1. Dynamics pre-training of serial articulated robots. A large number of heterogeneous serial articulated robot models are generated by randomizing dynamics parameters, topology configurations, and

model dimensions, and then a large-scale dynamics trajectory dataset is formed by randomizing motion trajectories through motor babbling method. A structure modified from the generative pre-trained transformer(GPT) is applied to study the dynamics of massive robots and three inverse dynamics models with different purposes. The experimental results on large-scale trajectory test dataset show that our method has high accuracy, good performance in disturbance rejection and generalization. When transferred to an actual robot, it achieves the same accuracy as model identification , and greatly reduces the identification process complexity.

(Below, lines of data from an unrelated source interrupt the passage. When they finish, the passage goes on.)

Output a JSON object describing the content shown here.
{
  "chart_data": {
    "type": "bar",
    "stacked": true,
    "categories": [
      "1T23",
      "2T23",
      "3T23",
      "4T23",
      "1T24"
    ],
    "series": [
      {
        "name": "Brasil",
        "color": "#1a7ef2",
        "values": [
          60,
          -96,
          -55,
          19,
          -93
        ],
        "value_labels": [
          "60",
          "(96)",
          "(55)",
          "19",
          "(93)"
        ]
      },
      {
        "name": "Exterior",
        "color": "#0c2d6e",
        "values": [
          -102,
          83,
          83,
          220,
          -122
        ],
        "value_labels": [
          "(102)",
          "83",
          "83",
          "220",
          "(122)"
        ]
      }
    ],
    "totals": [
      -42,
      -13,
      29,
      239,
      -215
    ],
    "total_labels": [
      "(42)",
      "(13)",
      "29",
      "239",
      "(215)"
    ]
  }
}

2. Controller pre-training of serial articulated robots. Given an above-mentioned random robot model, we optimize a full state feedback controller for a random task and add random disturbances to obtain a control trajectory. Iteratively repeating this process results in a large-scale motion control trajectory dataset. We also adopt the GPT structure to learn the controller pre-training model of large-scale heterogeneous series robots, taking a random dynamics trajectory and motion control trajectories as input. The experimental results show that the model can realize the closed-loop control of unidentified robot and unknown tasks with only a priori dynamics trajectory and has high control accuracy, robustness, and generalization.

In summary, this thesis introduces pre-training into the field of robot continuous control, and constructs pre-training models of dynamics and controller, which not only shows high accuracy, robustness and generalization, but also lowers the entry barrier of related area.